À partir des ouvrages d'Yves Boyer, « Les forces classiques américaines » in Cahier n° 34 de la Fondation pour les études de défense nationale (FEDN) et de François de Rose, Comité ESECS et Yves Boyer : Nouvelles technologies et défense de l’Europe (Institut français des relations internationales, Ifri), tous deux publiés aux éditions Économica. Le titre de cette chronique renvoie au livre de Raymond Aron, Le grand débat (Calmann-Lévy, 1963).
À travers les livres - Le nouveau « grand débat »
Deux petits livres pour un grand débat : c’est une bonne raison de les recommander aux lecteurs (1).

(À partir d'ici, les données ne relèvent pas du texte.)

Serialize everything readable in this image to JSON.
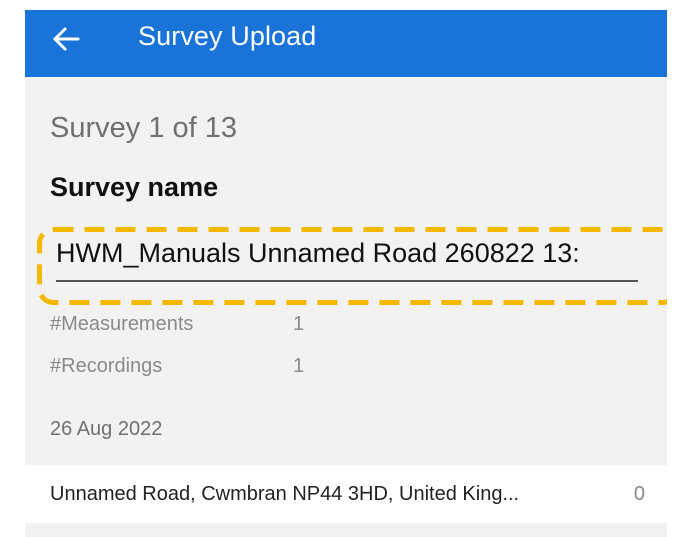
{
  "header": {
    "title": "Survey Upload",
    "back_icon": "arrow-left-icon"
  },
  "survey": {
    "counter": "Survey 1 of 13",
    "name_label": "Survey name",
    "name_value": "HWM_Manuals Unnamed Road 260822 13:",
    "measurements_label": "#Measurements",
    "measurements_value": "1",
    "recordings_label": "#Recordings",
    "recordings_value": "1",
    "date": "26 Aug 2022"
  },
  "recordings_list": [
    {
      "location": "Unnamed Road, Cwmbran NP44 3HD, United King...",
      "count": "0"
    }
  ],
  "colors": {
    "appbar": "#1a73d9",
    "highlight": "#f5b800",
    "background": "#f2f2f2"
  }
}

L’un et l’autre parlent de stratégie classique, stratégie dont le renouveau paraît satisfaire le plus grand nombre mais inquiète une minorité. Les deux livres se complètent parfaitement, le premier présentant les évolutions de la stratégie américaine, le second celles de la défense de l’Europe. Il n’y a pas, entre les deux évolutions, exacte coïncidence.

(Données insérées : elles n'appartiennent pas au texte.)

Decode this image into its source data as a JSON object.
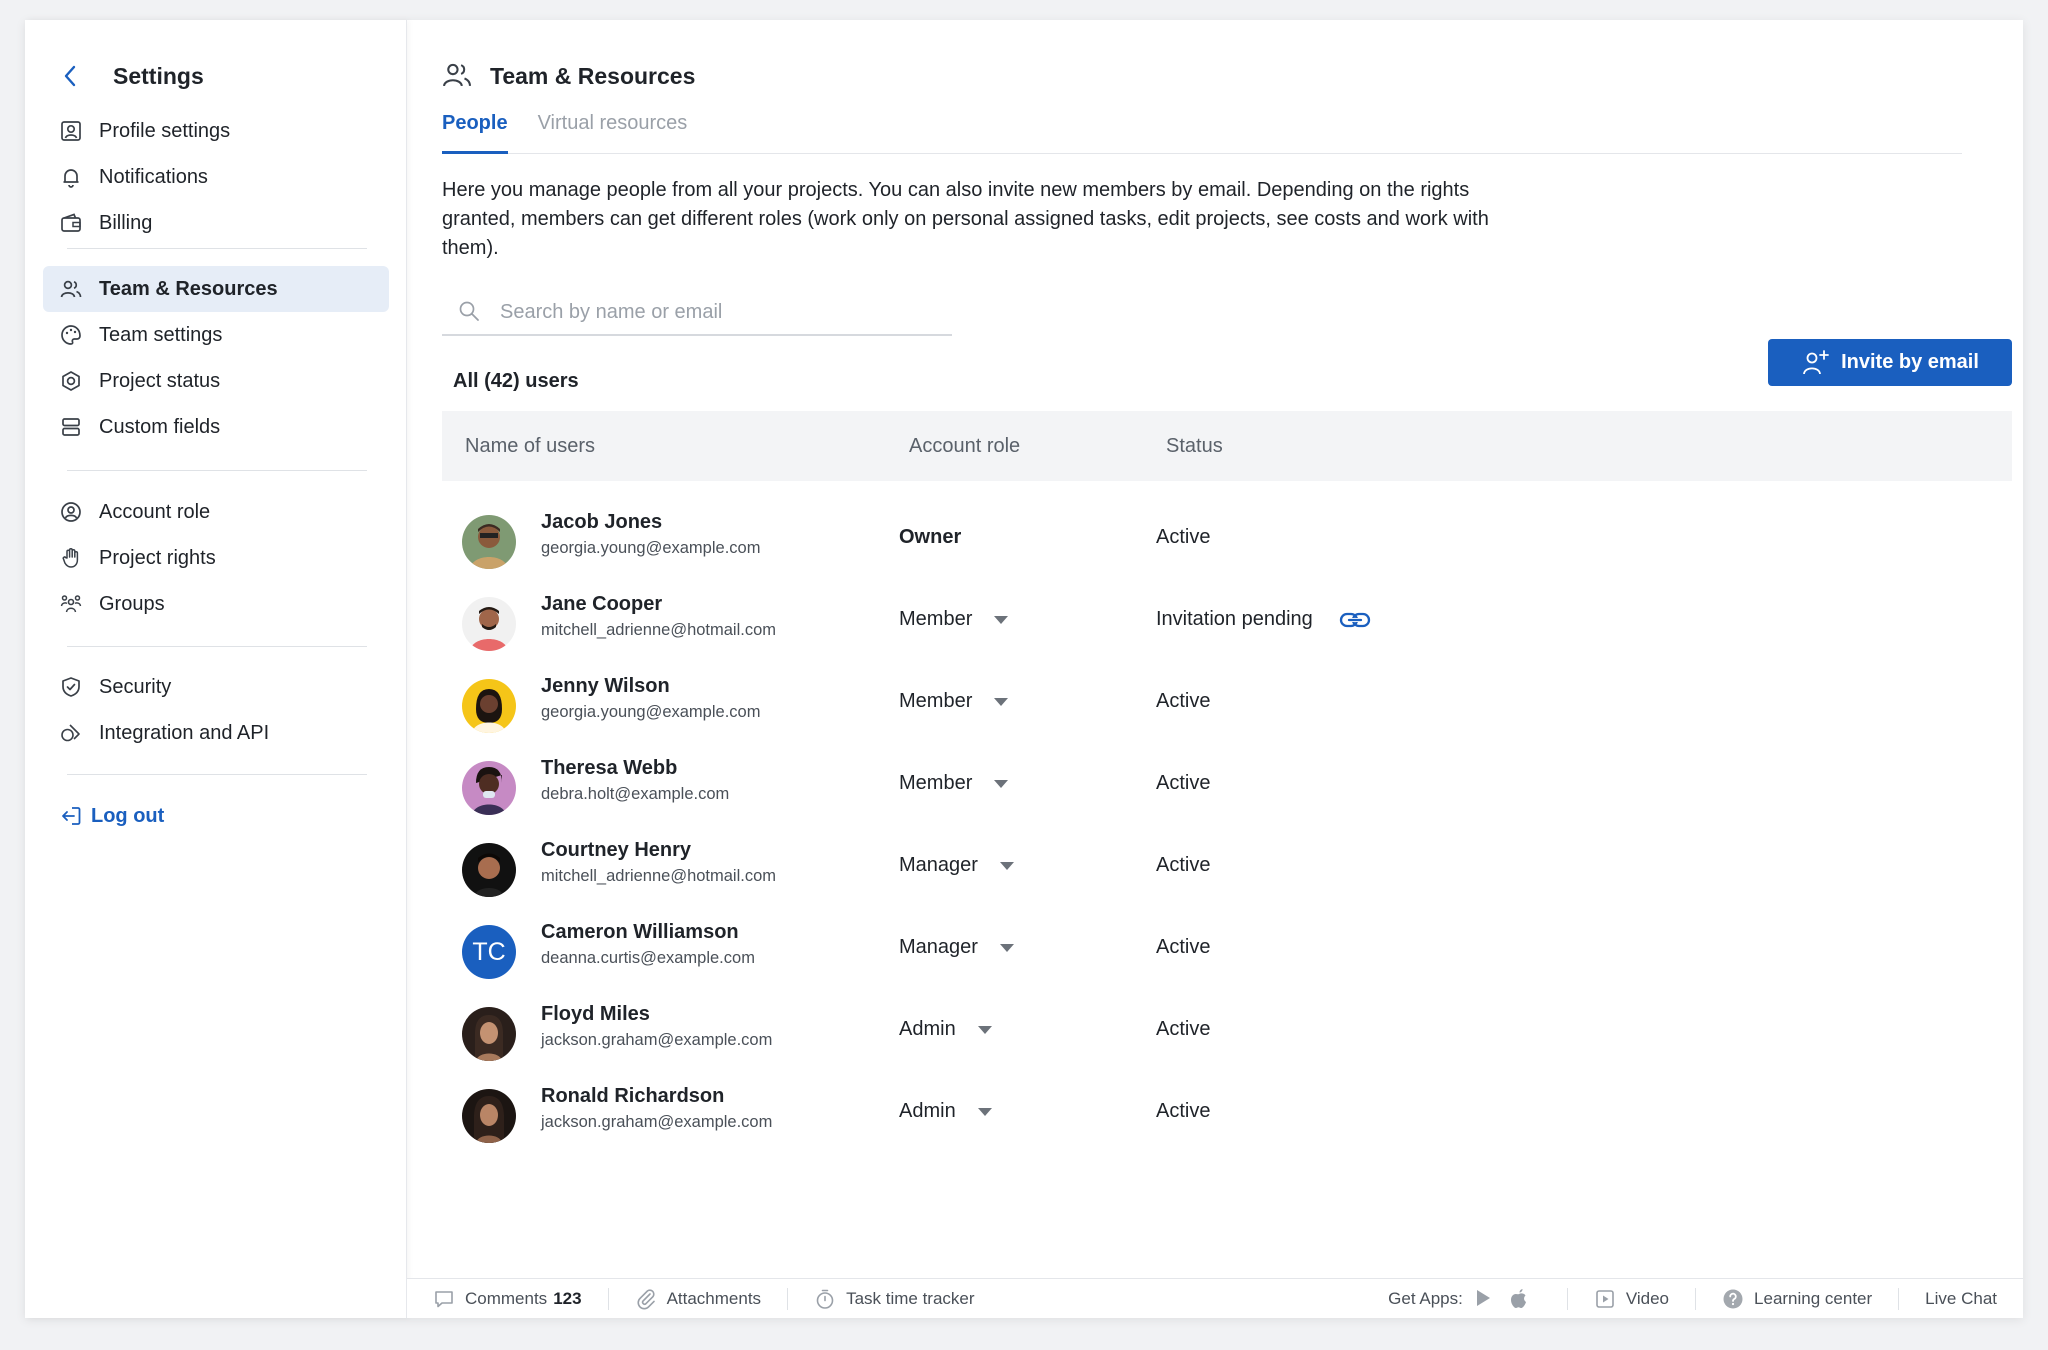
{
  "sidebar": {
    "title": "Settings",
    "group1": [
      {
        "label": "Profile settings",
        "icon": "profile-icon"
      },
      {
        "label": "Notifications",
        "icon": "bell-icon"
      },
      {
        "label": "Billing",
        "icon": "wallet-icon"
      }
    ],
    "group2": [
      {
        "label": "Team & Resources",
        "icon": "team-icon",
        "active": true
      },
      {
        "label": "Team settings",
        "icon": "palette-icon"
      },
      {
        "label": "Project status",
        "icon": "status-icon"
      },
      {
        "label": "Custom fields",
        "icon": "fields-icon"
      }
    ],
    "group3": [
      {
        "label": "Account role",
        "icon": "user-circle-icon"
      },
      {
        "label": "Project rights",
        "icon": "hand-icon"
      },
      {
        "label": "Groups",
        "icon": "groups-icon"
      }
    ],
    "group4": [
      {
        "label": "Security",
        "icon": "shield-icon"
      },
      {
        "label": "Integration and API",
        "icon": "integration-icon"
      }
    ],
    "logout": "Log out"
  },
  "header": {
    "title": "Team & Resources"
  },
  "tabs": [
    {
      "label": "People",
      "active": true
    },
    {
      "label": "Virtual resources",
      "active": false
    }
  ],
  "intro": "Here you manage people from all your projects. You can also invite new members by email. Depending on the rights granted, members can get different roles (work only on personal assigned tasks, edit projects, see costs and work with them).",
  "search": {
    "placeholder": "Search by name or email",
    "value": ""
  },
  "count_label": "All (42) users",
  "invite_label": "Invite by email",
  "table": {
    "columns": [
      "Name of users",
      "Account role",
      "Status"
    ],
    "rows": [
      {
        "name": "Jacob Jones",
        "email": "georgia.young@example.com",
        "role": "Owner",
        "dropdown": false,
        "status": "Active"
      },
      {
        "name": "Jane Cooper",
        "email": "mitchell_adrienne@hotmail.com",
        "role": "Member",
        "dropdown": true,
        "status": "Invitation pending",
        "link": true
      },
      {
        "name": "Jenny Wilson",
        "email": "georgia.young@example.com",
        "role": "Member",
        "dropdown": true,
        "status": "Active"
      },
      {
        "name": "Theresa Webb",
        "email": "debra.holt@example.com",
        "role": "Member",
        "dropdown": true,
        "status": "Active"
      },
      {
        "name": "Courtney Henry",
        "email": "mitchell_adrienne@hotmail.com",
        "role": "Manager",
        "dropdown": true,
        "status": "Active"
      },
      {
        "name": "Cameron Williamson",
        "email": "deanna.curtis@example.com",
        "role": "Manager",
        "dropdown": true,
        "status": "Active",
        "initials": "TC"
      },
      {
        "name": "Floyd Miles",
        "email": "jackson.graham@example.com",
        "role": "Admin",
        "dropdown": true,
        "status": "Active"
      },
      {
        "name": "Ronald Richardson",
        "email": "jackson.graham@example.com",
        "role": "Admin",
        "dropdown": true,
        "status": "Active"
      }
    ]
  },
  "footer": {
    "comments_label": "Comments",
    "comments_count": "123",
    "attachments": "Attachments",
    "time_tracker": "Task time tracker",
    "get_apps": "Get Apps:",
    "video": "Video",
    "learning": "Learning center",
    "live_chat": "Live Chat"
  },
  "colors": {
    "accent": "#1a5fbf",
    "active_bg": "#e6edf7",
    "table_header_bg": "#f3f4f6"
  }
}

1. Yves Boyer est, à notre connaissance, le meilleur spécialiste des forces classiques américaines. Il suit avec une grande attention l’avancée des nouvelles technologies applicables aux armements. Son érudition va de paire avec la hauteur de vue. Son ouvrage est d’abord un panorama précis des armées des États-Unis. On y relèvera un effort d’objectivité méritoire sur le sujet irritant de la balance des forces classiques et une franchise décapante sur les faiblesses de l’organisation du commandement américain. Le comité des chefs d’état-major n’a point de pouvoir sur les trois armées, dont la rivalité n’est tempérée que par le PPBS (Planning, Programming, Budgeting System), structure de prévision que l’on doit à McNamara. L’auteur suggère froidement que les États-Unis n’ont ni politique militaire, ni stratégie ; la sacro-sainte programmation tient lieu de l’une et de l’autre.

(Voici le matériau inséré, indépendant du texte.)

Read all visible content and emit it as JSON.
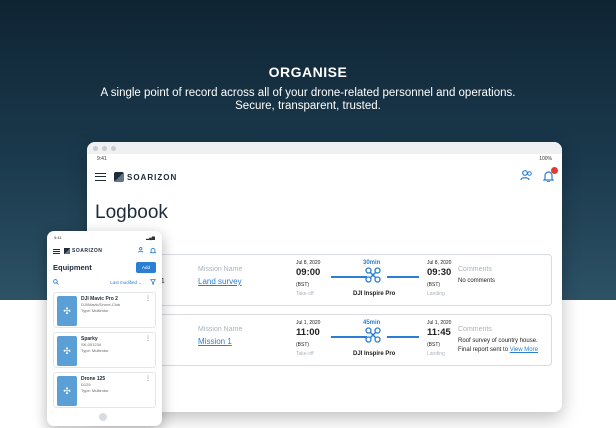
{
  "hero": {
    "title": "ORGANISE",
    "subtitle": "A single point of record across all of your drone-related personnel and operations. Secure, transparent, trusted."
  },
  "tablet": {
    "status_time": "9:41",
    "status_right": "100%",
    "brand": "SOARIZON",
    "page_title": "Logbook",
    "entries": [
      {
        "partial_label": "t 1",
        "mission_label": "Mission Name",
        "mission_name": "Land survey",
        "start_date": "Jul 8, 2020",
        "start_time": "09:00",
        "start_tz": "(BST)",
        "start_label": "Take-off",
        "duration": "30min",
        "drone": "DJI Inspire Pro",
        "end_date": "Jul 8, 2020",
        "end_time": "09:30",
        "end_tz": "(BST)",
        "end_label": "Landing",
        "comments_label": "Comments",
        "comments": "No comments",
        "comments_link": ""
      },
      {
        "partial_label": "",
        "mission_label": "Mission Name",
        "mission_name": "Mission 1",
        "start_date": "Jul 1, 2020",
        "start_time": "11:00",
        "start_tz": "(BST)",
        "start_label": "Take-off",
        "duration": "45min",
        "drone": "DJI Inspire Pro",
        "end_date": "Jul 1, 2020",
        "end_time": "11:45",
        "end_tz": "(BST)",
        "end_label": "Landing",
        "comments_label": "Comments",
        "comments": "Roof survey of country house. Final report sent to",
        "comments_link": "View More"
      }
    ]
  },
  "phone": {
    "status_time": "9:41",
    "brand": "SOARIZON",
    "title": "Equipment",
    "add_label": "Add",
    "sort_label": "Last modified",
    "items": [
      {
        "name": "DJI Mavic Pro 2",
        "line1": "DJI/Mavic/Drone-Club",
        "line2": "Type: Multirotor"
      },
      {
        "name": "Sparky",
        "line1": "SK-001234",
        "line2": "Type: Multirotor"
      },
      {
        "name": "Drone 125",
        "line1": "D125",
        "line2": "Type: Multirotor"
      }
    ]
  },
  "icons": {
    "menu": "menu-icon",
    "users": "users-icon",
    "bell": "bell-icon",
    "drone": "drone-icon",
    "search": "search-icon",
    "filter": "filter-icon"
  },
  "colors": {
    "accent": "#2a7fd4",
    "hero_bg": "#1b3a4e",
    "brand_dark": "#1d2b3a",
    "alert": "#e53935"
  }
}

Au-delà des indispensables précisions qu’il contient, le livre pose deux problèmes stratégiques tout à fait essentiels, sur lesquels on n’espère pas faire toute la lumière : les vrais problèmes sont sans solution et le mérite du livre est d’énoncer ceux-ci. Le premier concerne le balancement de la stratégie mondiale des États-Unis entre l’Europe… et le reste. Il nourrit les querelles entre atlantistes et mondialistes. L’attention portée au théâtre européen est jugée trop exclusive par certains, partisans d’une stratégie maritime plus active et de l’escalade horizontale. En tout temps, il faut faire face à l’Union soviétique, puissance continentale eurasiatique, sur l’ensemble du Rimland, périphérie vulnérable. En cas d’agression en Europe, il importe d’être prêt à riposter « ailleurs ». M. Weinberger, secrétaire d’État à la défense, est sensible aux arguments de ces horizontalistes et la nouvelle administration poursuit des réalisations concrètes dans cette voie plan naval, transports aériens et amphibies, création de nouvelles divisions d’infanterie légère, développement, surtout, de la force de déploiement rapide (Rapid Deployment Joint Task Force). Gérée et entraînée sous la responsabilité du Readiness Command, cette force a une zone d’application privilégiée, l’Asie du Sud-Ouest, pour laquelle existe un commandement spécifique (CENTCOM) et quelques accords locaux, dont la précarité est compensée par l’aménagement de la base de Diego-Garcia et le prépositionnement sur navires de matériels et d’approvisionnements.